Exploring and Evaluating Multimodal Knowledge Reasoning Consistency of Multimodal Large Language Models
This work addresses a key challenge in improving MLLMs for applications requiring reliable multimodal reasoning, though it is incremental as it focuses on evaluation and analysis rather than a new solution.
The paper tackles the problem of inconsistent reasoning outcomes in multimodal large language models (MLLMs) when integrating knowledge across text and vision, by proposing four evaluation tasks and a new dataset to analyze consistency degradation, identifying contributing factors.

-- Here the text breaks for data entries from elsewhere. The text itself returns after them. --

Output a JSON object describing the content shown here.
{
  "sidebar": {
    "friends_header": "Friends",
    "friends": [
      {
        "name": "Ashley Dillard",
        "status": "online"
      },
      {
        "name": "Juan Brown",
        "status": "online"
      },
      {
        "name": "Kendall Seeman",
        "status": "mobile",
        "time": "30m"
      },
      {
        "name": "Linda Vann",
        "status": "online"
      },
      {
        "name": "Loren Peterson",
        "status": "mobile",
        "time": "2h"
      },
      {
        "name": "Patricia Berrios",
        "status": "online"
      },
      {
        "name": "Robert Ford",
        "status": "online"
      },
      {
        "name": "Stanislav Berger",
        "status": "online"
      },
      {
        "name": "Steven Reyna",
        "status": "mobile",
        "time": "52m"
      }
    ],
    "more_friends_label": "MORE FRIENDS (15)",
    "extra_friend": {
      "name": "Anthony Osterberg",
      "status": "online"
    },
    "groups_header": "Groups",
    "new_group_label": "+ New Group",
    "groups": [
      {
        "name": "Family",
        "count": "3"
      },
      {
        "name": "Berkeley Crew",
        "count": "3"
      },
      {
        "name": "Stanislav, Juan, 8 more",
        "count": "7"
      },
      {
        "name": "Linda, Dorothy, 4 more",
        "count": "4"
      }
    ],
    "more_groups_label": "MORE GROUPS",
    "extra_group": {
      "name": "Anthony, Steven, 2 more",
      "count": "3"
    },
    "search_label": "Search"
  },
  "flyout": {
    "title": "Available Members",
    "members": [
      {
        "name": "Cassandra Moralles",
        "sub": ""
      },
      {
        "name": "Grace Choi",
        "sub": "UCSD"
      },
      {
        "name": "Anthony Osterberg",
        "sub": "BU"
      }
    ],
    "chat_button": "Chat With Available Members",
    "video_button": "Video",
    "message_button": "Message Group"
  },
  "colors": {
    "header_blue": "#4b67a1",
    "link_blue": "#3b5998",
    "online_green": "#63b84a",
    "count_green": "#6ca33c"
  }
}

In recent years, multimodal large language models (MLLMs) have achieved significant breakthroughs, enhancing understanding across text and vision. However, current MLLMs still face challenges in effectively integrating knowledge across these modalities during multimodal knowledge reasoning, leading to inconsistencies in reasoning outcomes. To systematically explore this issue, we propose four evaluation tasks and construct a new dataset. We conduct a series of experiments on this dataset to analyze and compare the extent of consistency degradation in multimodal knowledge reasoning within MLLMs. Based on the experimental results, we identify factors contributing to the observed degradation in consistency. Our research provides new insights into the challenges of multimodal knowledge reasoning and offers valuable guidance for future efforts aimed at improving MLLMs.